The largest program you'll have will most likely be an IDE / text editor.

Do you really need some crazy specs to program?

Phff, you're probably a Python/JavaScript user, so speed doesn't matter anyway.


I would recommend having a laptop with around 8-12 gigs of ram, at least 256 gigs of SSD(Do NOT get a hard drive, they are super duper slow), for a processor, a 9th or 10th gen of intel i5 or i7 should be good. I wouldn't recommend getting into AMD for programming, but it's up to you.


@IntellectualGuy I've actually found that AMD works quite well for programming (with Zen+ and higher), as it works well with multi-threaded workloads - having an editor, compiler, web browser, and your program running simultaneously - and is generally cheaper.


@19wintersp Ok I didn't know it was good for programming, and I like AMD(Never had one, but have seen people use it). Also intel is actually pretty cheaper than AMD.


@IntellectualGuy Intel chips are normally more expensive than AMD in the mid-range.


Did you know the average user device costs under $200 USD? (Source: the IDC)?

Now I wouldn't say programming is the most CPU intensive task (*ahem: games. Unless, you are making games), but it definitely isn't the lowest CPU intensive task, either.

Depending on your needs, you should settle for a computer that has at least 4 Gigabytes of ram (I would recommend nothing less, even for non-programming uses, although 6-8 might be better if you could afford it. Keep in mind that if you are doing game design I would recommend no less than 6-8 Gigabytes of RAM). In general, programming files are somewhat small (again, depends on how big you are wanting to go), so I would recommend a disk size of at least 200 Gigabytes (although you could aim higher or lower depending on your budget needs; this is one of the more flexible things). I recommend also having a computer that is easy to maintain and repair (if you are good at that type of stuff). It should also be compatible with installing linux (most computers are, but it is a good idea anyways because linux is really good for programming related operations).

Like I said, programming is variable. What you need can depend on what you are programming, so here are a few variables for different programming categories:

  • Game development/design/Modeling: More processing (especially GPU) and Disk space.

  • Front-end development: Possibly less disk space (and sometimes less processing power as well).

  • Server-side applications: Most likely more processing and disk space (especially if you are going to host a website on it, although this is highly not recommended).

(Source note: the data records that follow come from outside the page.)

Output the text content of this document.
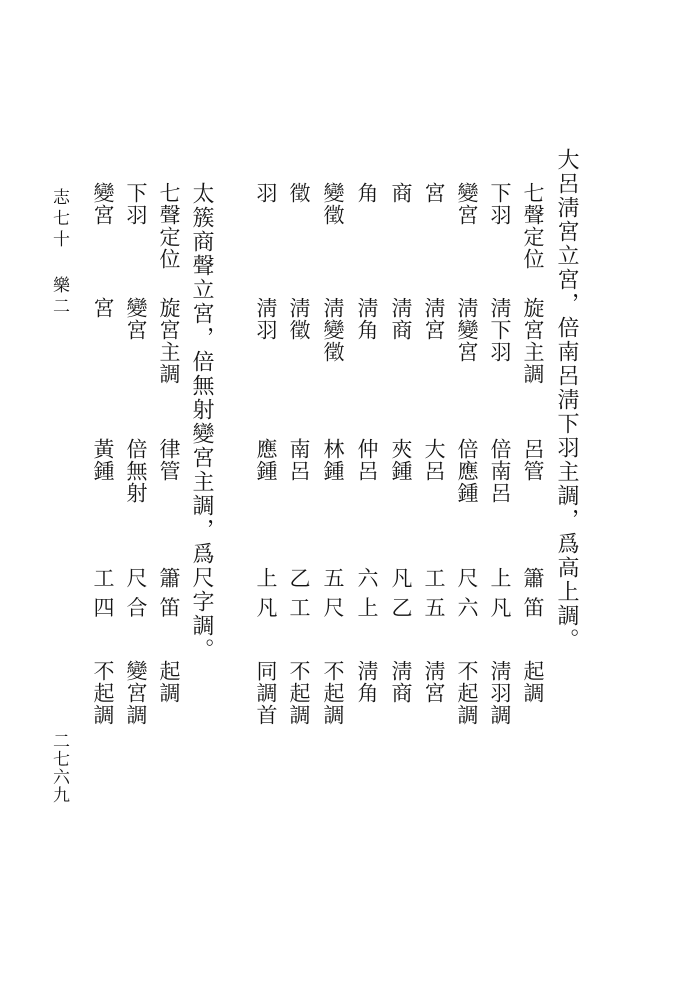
大呂淸宮立宮，倍南呂淸下羽主調，爲高上調。
七聲定位
旋宮主調
呂管
簫 笛
起調
下羽
淸下羽
倍南呂
上 凡
淸羽調
變宮
淸變宮
倍應鍾
尺 六
不起調
宮
淸宮
大呂
工 五
淸宮
商
淸商
夾鍾
凡 乙
淸商
角
淸角
仲呂
六 上
淸角
變徵
淸變徵
林鍾
五 尺
不起調
徵
淸徵
南呂
乙 工
不起調
羽
淸羽
應鍾
上 凡
同調首
太簇商聲立宮，倍無射變宮主調，爲尺字調。
七聲定位
旋宮主調
律管
簫 笛
起調
下羽
變宮
倍無射
尺 合
變宮調
變宮
宮
黃鍾
工 四
不起調
志七十
樂二
二七六九
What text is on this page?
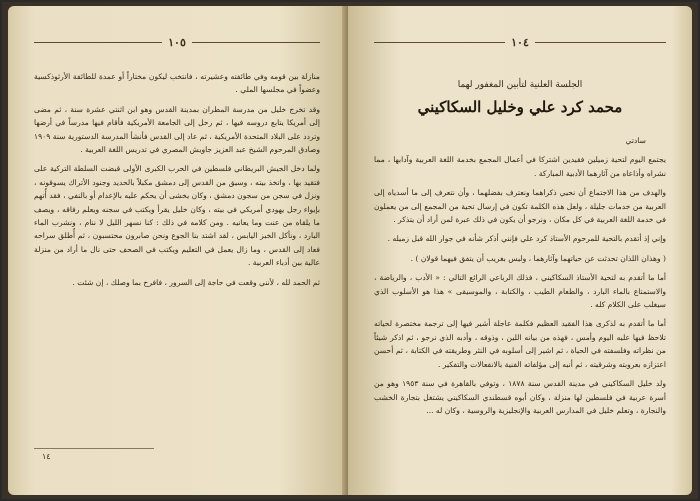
١٠٥

منازلة بين قومه وفي طائفته وعشيرته ، فانتخب ليكون مختاراً أو عمدة للطائفة الأرثوذكسية وعضواً في مجلسها الملي .

وقد تخرج خليل من مدرسة المطران بمدينة القدس وهو ابن اثنتي عشرة سنة ، ثم مضى إلى أمريكا يتابع دروسه فيها ، ثم رحل إلى الجامعة الأمريكية فأقام فيها مدرساً في أرضها وتردد على البلاد المتحدة الأمريكية ، ثم عاد إلى القدس فأنشأ المدرسة الدستورية سنة ١٩٠٩ وصادق المرحوم الشيخ عبد العزيز جاويش المصري في تدريس اللغة العربية .

ولما دخل الجيش البريطاني فلسطين في الحرب الكبرى الأولى قبضت السلطة التركية على فتقيد بها ، واتخذ بيته ، وسيق من القدس إلى دمشق مكبلاً بالحديد وجنود الأتراك يسوقونه ، ونزل في سجن من سجون دمشق ، وكان يخشى أن يحكم عليه بالإعدام أو بالنفي ، فقد أُتهم بإيواء رجل يهودي أمريكي في بيته ، وكان خليل يقرأ ويكتب في سجنه ويعلم رفاقه ، ويصف ما يلقاه من عنت وما يعانيه . ومن كلامه في ذلك : كنا نسهر الليل لا ننام ، ونشرب الماء البارد ، ونأكل الخبز اليابس ، لقد اشتد بنا الجوع ونحن صابرون محتسبون ، ثم أُطلق سراحه فعاد إلى القدس ، وما زال يعمل في التعليم ويكتب في الصحف حتى نال ما أراد من منزلة عالية بين أدباء العربية .

ثم الحمد لله ، لأنني وقعت في حاجة إلى السرور ، فافرح بما وصلك ، إن شئت .

١٤
١٠٤
الجلسة العلنية لتأبين المغفور لهما
محمد كرد علي وخليل السكاكيني

سادتي

يجتمع اليوم لتحية زميلين فقيدين اشتركا في أعمال المجمع بخدمة اللغة العربية وآدابها ، مما نشراه وأذاعاه من آثارهما الأدبية المباركة .

والهدف من هذا الاجتماع أن نحيي ذكراهما ونعترف بفضلهما ، وأن نتعرف إلى ما أسدياه إلى العربية من خدمات جليلة ، ولعل هذه الكلمة تكون في إرسال تحية من المجمع إلى من يعملون في خدمة اللغة العربية في كل مكان ، ونرجو أن يكون في ذلك عبرة لمن أراد أن يتذكر .

وإني إذ أتقدم بالتحية للمرحوم الأستاذ كرد علي فإنني أذكر شأنه في جوار الله قبل زميله .

( وهذان اللذان تحدثت عن حياتهما وآثارهما ، وليس بغريب أن يتفق فيهما قولان ) .

أما ما أتقدم به لتحية الأستاذ السكاكيني ، فذلك الرباعي الرائع التالي : « الأدب ، والرياضة ، والاستمتاع بالماء البارد ، والطعام الطيب ، والكتابة ، والموسيقى » هذا هو الأسلوب الذي سيغلب على الكلام كله .

أما ما أتقدم به لذكرى هذا الفقيد العظيم فكلمة عاجلة أشير فيها إلى ترجمة مختصرة لحياته تلاحظ فيها عليه اليوم وأمس ، فهذه من بيانه اللين ، وذوقه ، وأدبه الذي نرجو ، ثم اذكر شيئاً من نظراته وفلسفته في الحياة ، ثم اشير إلى أسلوبه في النثر وطريقته في الكتابة ، ثم أحسن اعتزازه بعروبته وشرقيته ، ثم أنبه إلى مؤلفاته الفنية بالانفعالات والتفكير .

ولد خليل السكاكيني في مدينة القدس سنة ١٨٧٨ ، وتوفي بالقاهرة في سنة ١٩٥٣ وهو من أسرة عربية في فلسطين لها منزلة ، وكان أبوه قسطندي السكاكيني يشتغل بتجارة الخشب والنجارة ، وتعلم خليل في المدارس العربية والإنجليزية والروسية ، وكان له ...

  • Machine learning: More Processing power (definitely, ML is highly CPU intensive) and possibly more disk space.

  • Other: Do some research.

(When I mean processing power also take into account RAM).

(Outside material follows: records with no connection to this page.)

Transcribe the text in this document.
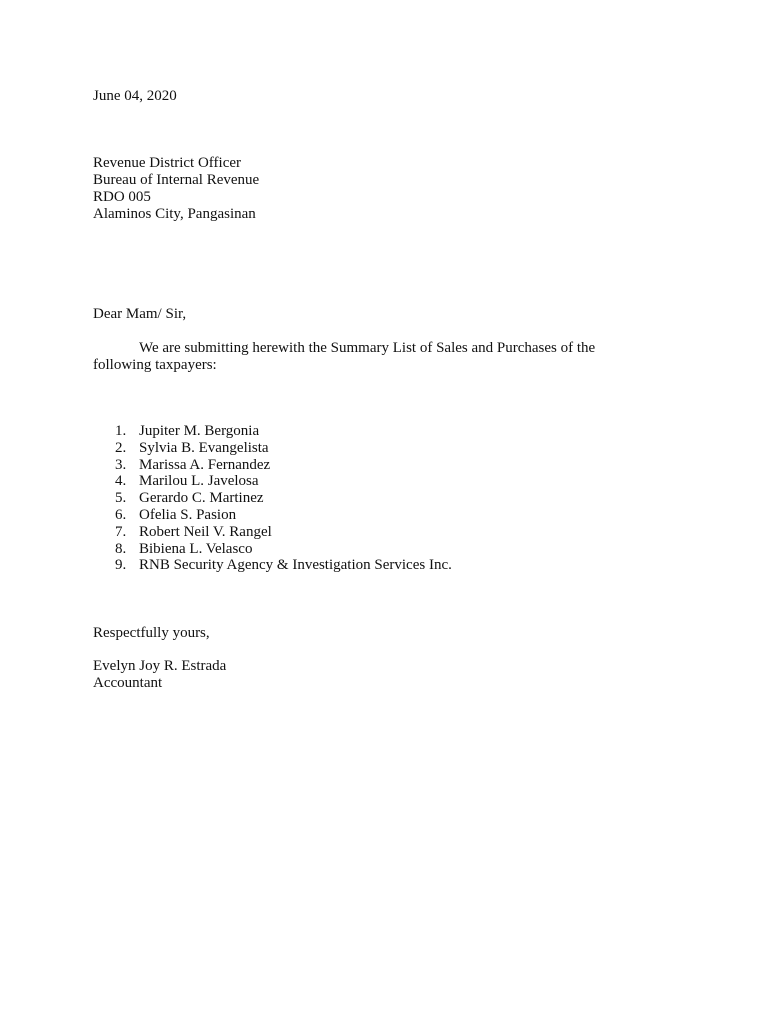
June 04, 2020
Revenue District Officer
Bureau of Internal Revenue
RDO 005
Alaminos City, Pangasinan
Dear Mam/ Sir,
We are submitting herewith the Summary List of Sales and Purchases of the
following taxpayers:
1. Jupiter M. Bergonia
2. Sylvia B. Evangelista
3. Marissa A. Fernandez
4. Marilou L. Javelosa
5. Gerardo C. Martinez
6. Ofelia S. Pasion
7. Robert Neil V. Rangel
8. Bibiena L. Velasco
9. RNB Security Agency & Investigation Services Inc.
Respectfully yours,
Evelyn Joy R. Estrada
Accountant
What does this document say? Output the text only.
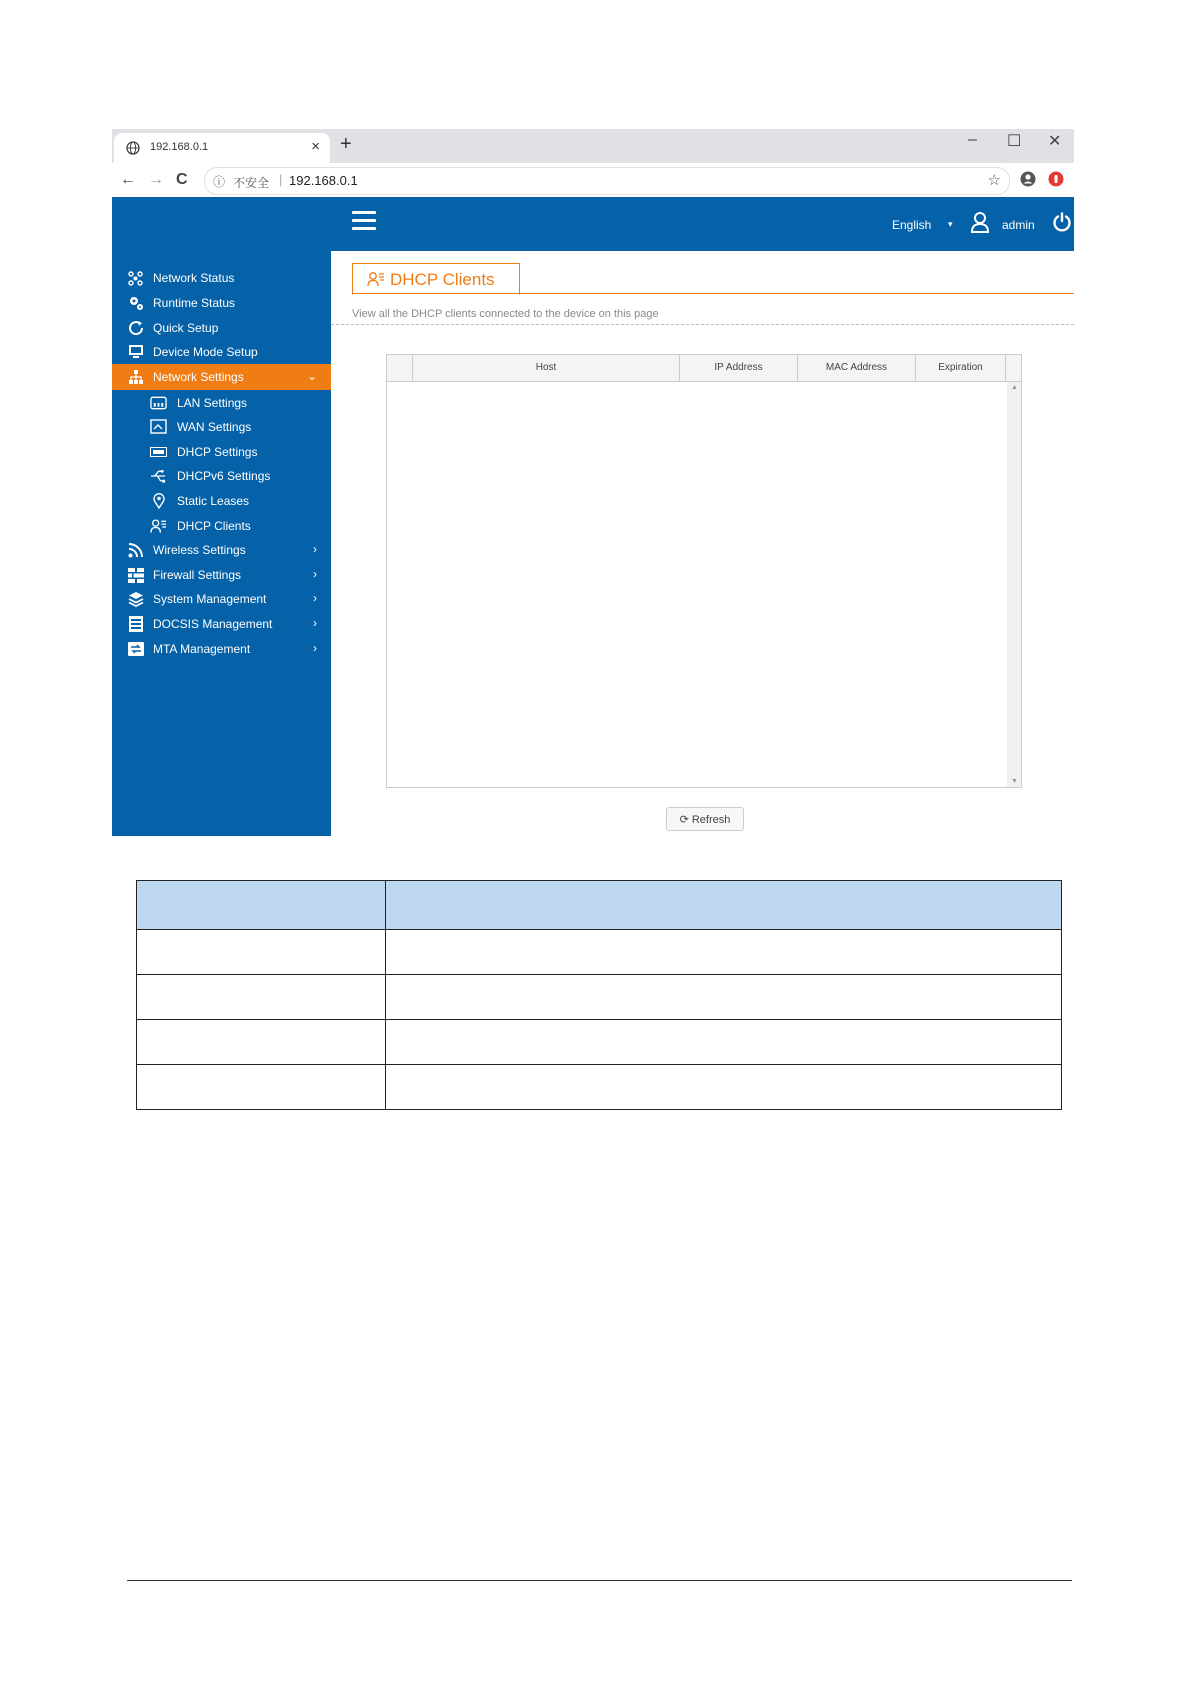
192.168.0.1	× +	– ☐ ✕
← → C ⓘ 不安全 | 192.168.0.1	☆
English ▾	admin
Network Status
Runtime Status
Quick Setup
Device Mode Setup
Network Settings	⌄
LAN Settings
WAN Settings
DHCP Settings
DHCPv6 Settings
Static Leases
DHCP Clients
Wireless Settings	›
Firewall Settings	›
System Management	›
DOCSIS Management	›
MTA Management	›
DHCP Clients
View all the DHCP clients connected to the device on this page
Host	IP Address	MAC Address	Expiration
▲
▼
⟳ Refresh
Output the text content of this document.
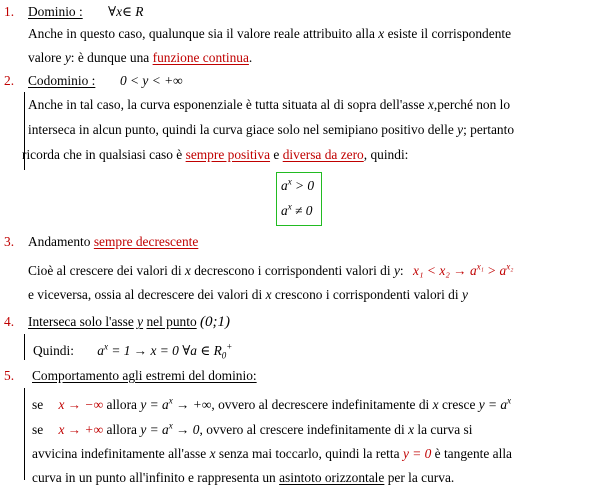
1. Dominio : ∀x∈ R
Anche in questo caso, qualunque sia il valore reale attribuito alla x esiste il corrispondente
valore y: è dunque una funzione continua.
2. Codominio : 0 < y < +∞
Anche in tal caso, la curva esponenziale è tutta situata al di sopra dell'asse x,perché non lo
interseca in alcun punto, quindi la curva giace solo nel semipiano positivo delle y; pertanto
ricorda che in qualsiasi caso è sempre positiva e diversa da zero, quindi:
$a^x > 0$
$a^x \ne 0$
3. Andamento sempre decrescente
Cioè al crescere dei valori di x decrescono i corrispondenti valori di y: $x_1 < x_2 \to a^{x_1} > a^{x_2}$
e viceversa, ossia al decrescere dei valori di x crescono i corrispondenti valori di y
4. Interseca solo l'asse y nel punto (0;1)
Quindi: $a^x = 1 \to x = 0$ ∀a ∈ $R_0^+$
5. Comportamento agli estremi del dominio:
se x → −∞ allora $y = a^x$ → +∞, ovvero al decrescere indefinitamente di x cresce $y = a^x$
se x → +∞ allora $y = a^x \to 0$, ovvero al crescere indefinitamente di x la curva si
avvicina indefinitamente all'asse x senza mai toccarlo, quindi la retta y = 0 è tangente alla
curva in un punto all'infinito e rappresenta un asintoto orizzontale per la curva.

Another thing to note is that oftentimes you can leave out things that add to the cost, like powerful speakers (unless you are doing something with audio, you don't likely need it... especially if you have another device to stream audio from) or battery hold life (If you keep it plugged in all day you can always go for a weaker battery). It's best to do some research and also remember to ask the salesperson the specs of the device).


@Baconman321 i agree with you on everything except the minimum amount of ram as 4 gb. I used to have 4gb ram on my home computer and it was TERRIBLE for running apps like Unity, eclipse, etc. Once I upgraded it to 8gb of ram, it ran very smoothly


@EpicGamer007 Yes, but I said at least. I should include that game design should require at least 6-8 Gigabytes. It depends on what you are using.

Hey, at least it isn't 2 gigabytes!


This depends on what you do. If you are doing back-end things, like making small games, programming tools, and things like that, then a 4-8 GiBs of RAM, with not very big disk size (200 or more or maybe less) computer should done the job. If you working on mobile apps, you will need a computer with around 8-16 GiBs of RAM, and also a pretty big disk size (around 300-600 or more). If you make on frontend things, like making web application with React and More and things like that, then it will be the same as back-end. This is my opinion, you can customize it to fit well with your financial situation now.